Negara-negara maju misalnya, memiliki keunggulan dalam modal dan teknologi,
sedangkan negara-negara sedang berkembang memiliki tenaga kerja yang berlimpah
dan sumberdaya alam.
Konsolidasi antar negara mutlak diperlukan,
karena yang namanya pemanasan global atau dampak negatif lainnya dari emisi CO2
akan menyebar ke atmosfer bumi. Negara berkembang, khususnya yang terletak di
kawasan tropis seperti Indonesia, Malaysia, Filipina, Thailand, India, Sudan,
Nigeria, Ghana, Zaire, Brasilia, Peru, Colombia, dan sebagainya sebenarnya
memiliki bargaining position, karena umumnya memiliki jutaan hingga ratusan
juta hektar hutan tropis.
Hanya persoalannya, mampukah para diplomat dan juru
runding dari negara-negara tersebut memanfaatkann keunggulan komparatif yang
dimilikinya sebagai “senjata” dalam berbagai perundingan. Bagaimanapun manfaat
hutan tropis sebagai “paru-paru” dunia, yang antara lain mengurangi sebagian
emisi CO2, dirasakan oleh seluruh negara, tidak hanya oleh negara sedang
berkembang pemilik hutan tropis saja.
Setelah hamper 19 tahun KTT bumi di Rio de
Jenero, Brasil, berlalu, global partnership belum berjalan efektif. Padahal
berbagai sumberdaya yang dimiliki setiap negara dapat dipadukan. Negara sedang
berkembang memiliki areal untuk dihijaukan dan tenaga kerja yang berlimpah,
hanya masalahnya teknologi tinggi tidak dikuasai, begitu pula modal yang
dimiliki, sangat terbatas. Sebagai contoh, Indonesia memiliki areal sekitar 20
juta hektar untuk dihijaukan, namun kemampuan hanya sekitar 300 ribu hektar pertahun.
Jadi untuk menghijaukan seluruh areal setidaknya dibutuhkan waktu 65-70 tahun.
Untuk mempercepat penghijauan, partisipasi negara-negara maju sangat
diharapkan, terutama dalam hal bantuan dana.
Bisa saja negara-negara maju melakukan
penghijauan di lahannya sendiri, tapi persoalannya menyangkut upah tenaga kerja
yang sangat mahal, dan adanya kendala musim yang membuat pohon yang ditanam
tumbuh lambat. Jika dilihat dari kacamata global, upaya tersebut kurang
efisien. Maka sebaiknya dana yang dimiliki dialirkan ke negara sedang
berkembang.
Dengan adanya global partnership maka
perbedaan kepentingan pun bisa dihindari. Konsolidasi antara sesama “penghuni”
bumi mutlak diperlukan, agar berbagai persoalan lingkungan dan pembangunan bisa
di atasi. Untuk itu tentu saja diperlukan adanya kesamaan pendapat, dibutuhkan
pengertian yang mendalam dari kelompok negara-negara maju, terutama menyangkut
situasi dan kondisi negara sedang berkembang. (Atep Afia).
Permasalahan lingkungan memang menjadi tanggung jawab bersama, oleh karena itu diperlukan suatu kemitraan dalam upaya menyelamatkan bumi, dari berbagai kerusakan yang ditimbulkan dan berdampak global melalui satu wadah, seperti KTT bumi.

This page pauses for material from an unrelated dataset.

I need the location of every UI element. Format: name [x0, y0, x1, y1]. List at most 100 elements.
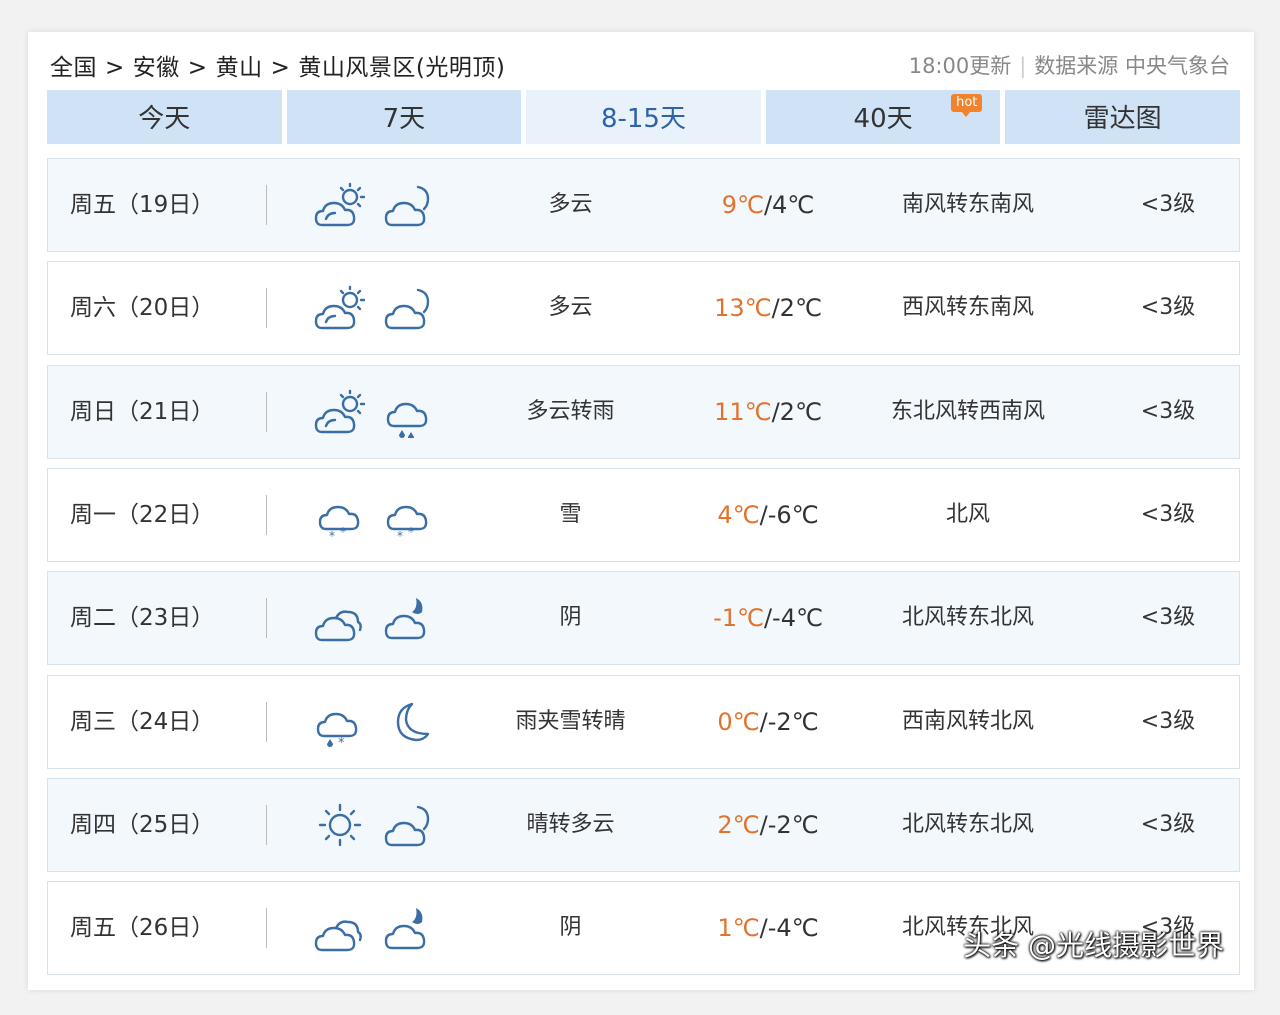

ReplyDeleteYa saya juga sependapat dengan pernyataan ra dien. Permasalahan lingkungan memang sudah seharusnya menjadi tanggung jawab bersama di lingkungan dunia ini. Oleh karna itu sangatlah diperlukan suatu kemitraan dalam upaya menyelamatkan bumi dari berbagai macam ancaman yang dapat merusak lingkungan dan berdampak global melalui suatu wadah yaitu KTT bumi tersebut.
ReplyDeleteNegara maju ataupun negara berkembang sebenarnya punya kepentinganan sendiri-sendiri.. Yang paling ditakutkan dari hubungan kerja sama tersebut ialah ada salah satu pihak yang akan rugikan. Sebenarnya tidak salah membuat kerja sama seperti itu tapi balik lagi terhadap resiko-resiko lain yang akan diperoleh apakah justru makin memperburuk keadaan dunia ataupun tidak. Hal yang ditakutkan ialah disaat negara maju sudah memberi asupan dana untuk negara berkembang, dibalik itu semua ada maksud tujuan lain yang menyebabkan negara berkembang malah menjadi merugi.